The House Agriculture Subcommittee on Horticulture, Research, Biotechnology, and Foreign Agriculture held a hearing today on the Labor Department’s enforcement of the minimum wage for farmworkers using the so-called “hot goods” section of the Fair Labor Standards Act (FLSA). Some grower groups and Congressional allies are pressing to exclude perishable vegetables and fruit from coverage under the FLSA’s hot goods section.

The subcommittee is led by members from farming districts: Chairman Austin Scott (R-GA) and Ranking Member Kurt Schrader (D-OR). The hearing is intended to send a message to the Obama Administration to curtail enforcement of the provision.

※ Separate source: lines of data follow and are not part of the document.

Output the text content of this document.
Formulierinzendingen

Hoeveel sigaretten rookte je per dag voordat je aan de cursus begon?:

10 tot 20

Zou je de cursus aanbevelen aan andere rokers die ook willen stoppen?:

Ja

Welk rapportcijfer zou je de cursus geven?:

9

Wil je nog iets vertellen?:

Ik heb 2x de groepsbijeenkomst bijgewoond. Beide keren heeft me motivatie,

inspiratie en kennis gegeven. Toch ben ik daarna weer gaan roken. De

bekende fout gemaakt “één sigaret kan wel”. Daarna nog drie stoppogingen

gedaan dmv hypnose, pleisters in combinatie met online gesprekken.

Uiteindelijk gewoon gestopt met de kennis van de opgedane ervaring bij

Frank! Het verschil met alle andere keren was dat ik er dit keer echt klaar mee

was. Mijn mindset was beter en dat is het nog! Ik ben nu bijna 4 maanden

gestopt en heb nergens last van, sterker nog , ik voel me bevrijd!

The FLSA’s hot goods provision permits the DOL to file a lawsuit in which it requests a federal court to enjoin the sale or shipment of goods that have been produced in violation of the FLSA because such goods “pollute” the stream of commerce. In passing the FLSA, Congress said that illegally produced goods give an unfair advantage in the market to lawbreakers over law-abiding employers. The ability to seek a hot goods injunction is an effective law enforcement tool to protect law-abiding employers and to address rampant violations of FLSA’s protections for farmworkers, who depend on these minimal wages for their daily subsistence. Moreover, timeliness is of the utmost importance to migrant farmworkers who often disperse at the end of a season and cannot be found easily to receive their backpay.

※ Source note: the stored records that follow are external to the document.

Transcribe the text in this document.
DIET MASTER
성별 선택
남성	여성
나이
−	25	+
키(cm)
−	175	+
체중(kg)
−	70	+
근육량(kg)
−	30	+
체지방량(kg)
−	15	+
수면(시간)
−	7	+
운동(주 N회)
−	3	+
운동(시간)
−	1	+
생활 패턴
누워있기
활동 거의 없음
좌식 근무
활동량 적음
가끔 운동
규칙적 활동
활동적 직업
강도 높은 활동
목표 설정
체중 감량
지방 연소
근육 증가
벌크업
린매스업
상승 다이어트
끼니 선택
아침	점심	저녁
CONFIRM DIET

Scott and Schrader both have been critical of the law as it applies to farm products. While hot goods injunctions are not sought frequently, its potential use acts as a deterrent to violations. While some agricultural products may be perishable, FLSA does not make an exception for perishable products; and in today’s marketplace, there are many other perishable and time-sensitive goods that Scott and Schrader are not seeking to exclude from FLSA’s protections. “Despite the low pay and difficult and dangerous working conditions in agriculture, farmworkers are already excluded from many law labor laws covering other workers. Congress should end these long-standing exclusions rather than expand them as Rep. Schrader’s and Rep. Scott's bill, HR 1387, seeks to do,” said Bruce Goldstein, President of Farmworker Justice. Farmworker Justice supports the Labor Department’s continuing enforcement of the law using the hot goods provision.